When I questioned my daughter about school, it became clear to me that the most difficult part of her school day was saying goodbye to me in the morning. The rest of the day, on the whole, was fun. My teacher friends assure me that this is the case for most children who have trouble letting go of their parents in the morning; they are generally fine for the rest of the day. This is reassuring to know, but it doesn’t necessarily make the goodbye any less heart-wrenching in the moment. 

One weekday morning – a morning that my daughter was saying she didn’t want to go to school – I suggested that we draw a circle, and divide it into segments. I adapted the wheel of awareness to suit a four year-old and ours was more a pizza of awareness, with each slice of pizza containing a picture that represents part of her school day. 

In each segment, I asked her to draw something that happened during a typical school day. We talked about it as she drew, and we ended up with six segments containing pictures of: painting / craft; her lovely teacher; good food for lunch; my daughter playing with her friends; picture books; and her saying goodbye to me in the morning. I asked her about each of these pictures: how did each one make her feel?

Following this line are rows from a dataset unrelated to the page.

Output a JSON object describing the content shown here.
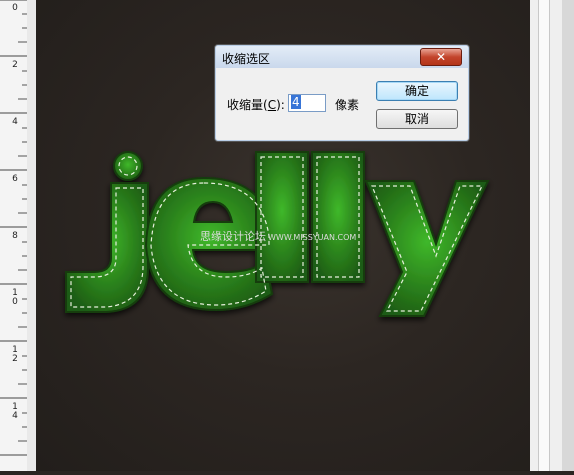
{
  "ruler": {
    "labels": [
      "0",
      "2",
      "4",
      "6",
      "8",
      "10",
      "12",
      "14"
    ]
  },
  "artwork": {
    "text": "jelly",
    "fill_color": "#2e8b1e",
    "stitch_color": "#e6f0dc"
  },
  "watermark": {
    "cn": "思缘设计论坛",
    "en": "WWW.MISSYUAN.COM"
  },
  "dialog": {
    "title": "收缩选区",
    "close": "✕",
    "field_label_prefix": "收缩量(",
    "field_label_key": "C",
    "field_label_suffix": "):",
    "value": "4",
    "unit": "像素",
    "ok_label": "确定",
    "cancel_label": "取消"
  }
}
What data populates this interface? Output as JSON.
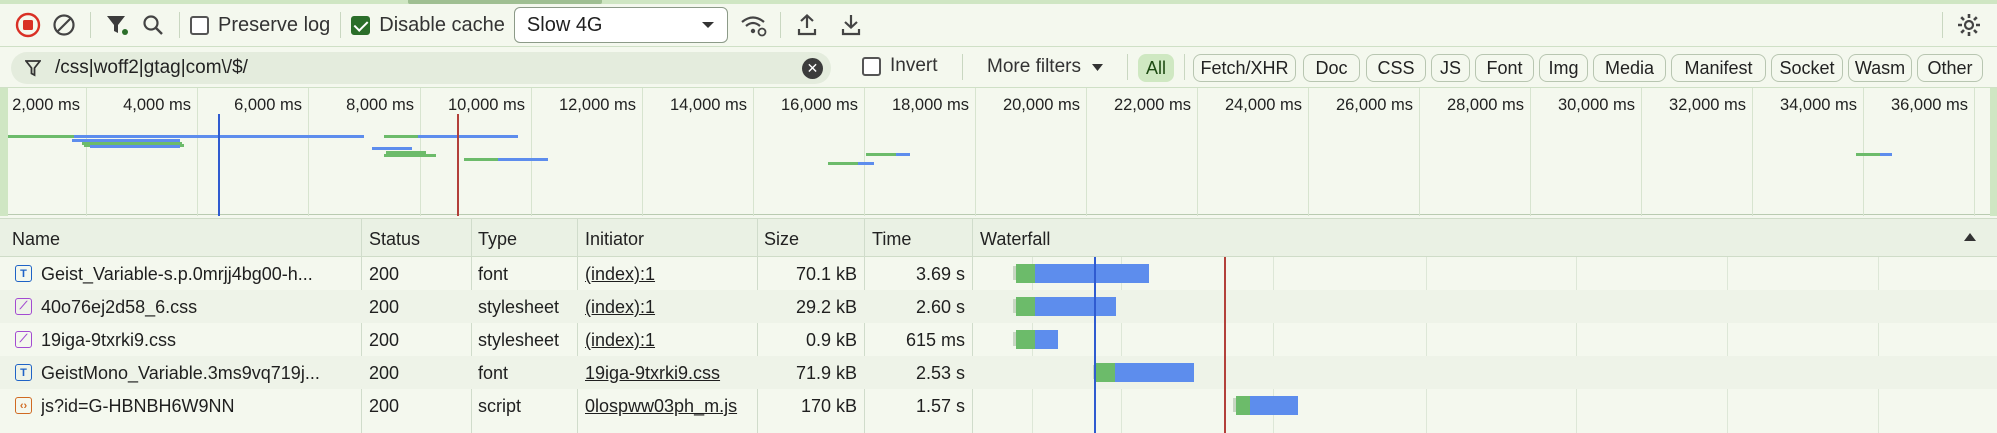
{
  "toolbar": {
    "preserve_log_label": "Preserve log",
    "disable_cache_label": "Disable cache",
    "throttle_value": "Slow 4G"
  },
  "filter": {
    "value": "/css|woff2|gtag|com\\/$/",
    "invert_label": "Invert",
    "more_filters_label": "More filters",
    "types": [
      "All",
      "Fetch/XHR",
      "Doc",
      "CSS",
      "JS",
      "Font",
      "Img",
      "Media",
      "Manifest",
      "Socket",
      "Wasm",
      "Other"
    ]
  },
  "overview": {
    "ticks": [
      "2,000 ms",
      "4,000 ms",
      "6,000 ms",
      "8,000 ms",
      "10,000 ms",
      "12,000 ms",
      "14,000 ms",
      "16,000 ms",
      "18,000 ms",
      "20,000 ms",
      "22,000 ms",
      "24,000 ms",
      "26,000 ms",
      "28,000 ms",
      "30,000 ms",
      "32,000 ms",
      "34,000 ms",
      "36,000 ms"
    ]
  },
  "table": {
    "headers": {
      "name": "Name",
      "status": "Status",
      "type": "Type",
      "initiator": "Initiator",
      "size": "Size",
      "time": "Time",
      "waterfall": "Waterfall"
    },
    "rows": [
      {
        "name": "Geist_Variable-s.p.0mrjj4bg00-h...",
        "status": "200",
        "type": "font",
        "initiator": "(index):1",
        "size": "70.1 kB",
        "time": "3.69 s",
        "icon": "font-file-icon"
      },
      {
        "name": "40o76ej2d58_6.css",
        "status": "200",
        "type": "stylesheet",
        "initiator": "(index):1",
        "size": "29.2 kB",
        "time": "2.60 s",
        "icon": "stylesheet-file-icon"
      },
      {
        "name": "19iga-9txrki9.css",
        "status": "200",
        "type": "stylesheet",
        "initiator": "(index):1",
        "size": "0.9 kB",
        "time": "615 ms",
        "icon": "stylesheet-file-icon"
      },
      {
        "name": "GeistMono_Variable.3ms9vq719j...",
        "status": "200",
        "type": "font",
        "initiator": "19iga-9txrki9.css",
        "size": "71.9 kB",
        "time": "2.53 s",
        "icon": "font-file-icon"
      },
      {
        "name": "js?id=G-HBNBH6W9NN",
        "status": "200",
        "type": "script",
        "initiator": "0lospww03ph_m.js",
        "size": "170 kB",
        "time": "1.57 s",
        "icon": "script-file-icon"
      }
    ]
  },
  "colors": {
    "waiting": "#6cbb6a",
    "download": "#5d8ded",
    "dom_content_loaded_line": "#2f5bd0",
    "load_line": "#b2403a"
  }
}
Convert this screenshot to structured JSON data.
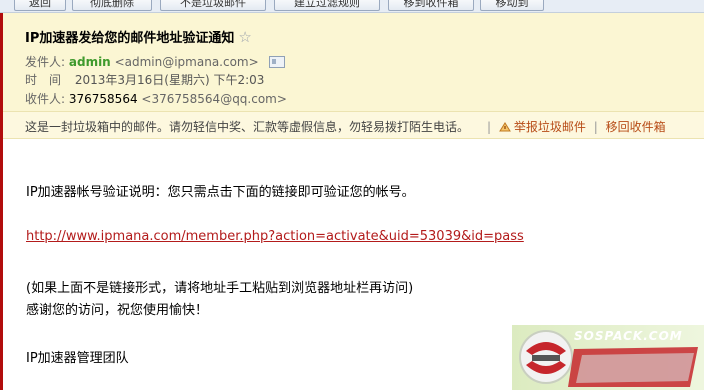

She ascribed good feelings to each segment, except the one with a picture of us saying goodbye. We shaded each segment in either a “happy” or “sad” colour around the outer rim, sad being represented by blue, and happy by other colours. 

When I say it worked like a magic trick, it really did seem to elicit an instantaneous change in her outlook. When I pointed out to her that five of the six segments represented good, fun things and only one was sad, it was as if some switch in her brain clicked; she had discovered a whole new way of looking at things.  

Some kids take a comfort toy, an item to remind them of mummy or a picture of their family to school with them; my daughter asked if she could take the wheel of awareness in her pocket. And she didn’t actually need to look at it much – from that moment forward, the goodbyes were easier. 

Of course, as soon as you permit yourself a moment of smugness, thinking you’ve got parenting all worked out, the rules completely change with the next kid. My oldest daughter is fortunate to be a positive person by nature, as well as being quite rational; she wants to look on the bright side all the time and sometimes she just needs a little help. There is no guarantee that this magic trick will work for my younger daughter who starts school this year, or for your child. But it takes only a little effort to try and it’s a great tool to have up your sleeve not only for the start of the school year but for many other situations in life.